Just to be clear – I’m not criticizing these countries or their ministries. I think any country that seeks the well-being of its people in genuine benevolence deserves to be commended. In fact, the notion got me to thinking about our beloved United States of America and whether we, too, could benefit from such a ministry. If I had any criticism at all, it would be that there is no blatant mention of faith and trust in God as a premise of the ministry duties. Without God, there can be no real happiness and there certainly can’t be any joy.
Happiness, as most people perceive it, is being satisfied with what you have or what you do. But joy goes deeper. Joy is all-encompassing and lasting. It’s not subject to whims and moods swings, nor is it a response to stimuli (think of Snoopy’s “Happy Dance” when Charlie Brown bring him his dinner). Joy can be felt even in the toughest of times and under the worst conditions. Joy, according to Servant of God and Founder of the Apostolic Movement of Schoenstatt, Fr Joseph Kentenich (1885-1968), is “the resting of the appetites in a greater good.” What greater good is there than God himself?

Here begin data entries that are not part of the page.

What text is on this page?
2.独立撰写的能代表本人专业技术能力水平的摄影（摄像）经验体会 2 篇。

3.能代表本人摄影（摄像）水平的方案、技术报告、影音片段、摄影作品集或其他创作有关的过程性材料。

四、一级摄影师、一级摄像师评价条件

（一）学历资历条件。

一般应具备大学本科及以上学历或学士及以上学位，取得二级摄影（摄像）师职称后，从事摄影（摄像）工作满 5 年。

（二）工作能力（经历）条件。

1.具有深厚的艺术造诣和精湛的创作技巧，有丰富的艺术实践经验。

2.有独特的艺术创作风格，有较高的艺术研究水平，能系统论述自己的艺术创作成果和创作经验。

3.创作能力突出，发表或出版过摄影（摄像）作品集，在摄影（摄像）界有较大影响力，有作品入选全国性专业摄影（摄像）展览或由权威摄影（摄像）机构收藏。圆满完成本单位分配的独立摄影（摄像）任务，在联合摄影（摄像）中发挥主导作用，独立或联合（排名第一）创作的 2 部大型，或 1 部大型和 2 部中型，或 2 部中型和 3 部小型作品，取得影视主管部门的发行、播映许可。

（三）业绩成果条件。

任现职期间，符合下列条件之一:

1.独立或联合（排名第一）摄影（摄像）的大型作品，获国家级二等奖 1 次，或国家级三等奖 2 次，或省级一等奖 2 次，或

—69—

Given that, try to imagine what our country might be like with a Ministry of Joy. Imagine the loneliness of an elderly person being broken by a visit from a cheerful representative of the Ministry of Joy. Picture an at-risk teen being invited into a work skills program or a single mom with small children receiving free babysitting services. Imagine someone passing you on the sidewalk with a smile on their face instead of a scowl. Imagine how the staff of the Ministry of Joy could change this land!
Our country has been going through some rough-and-tumble times (perhaps you’ve noticed the viciousness in the news as well as on social media) and I expect you’d agree that we could use a good, strong dose of joy. Is it time for the United States to have a Ministry of Joy? I think so. However, the Ministry of Joy I’m thinking of involves not just one Minister of Joy, but millions of them. We need you, me, and all of the individuals in the US to become self-appointed Ministers of Joy who commit themselves to reflecting the Light of Christ and bringing the joy of God to others. Joy is not only deep and lasting, but also it’s contagious, That would be a far more effective than any government agency.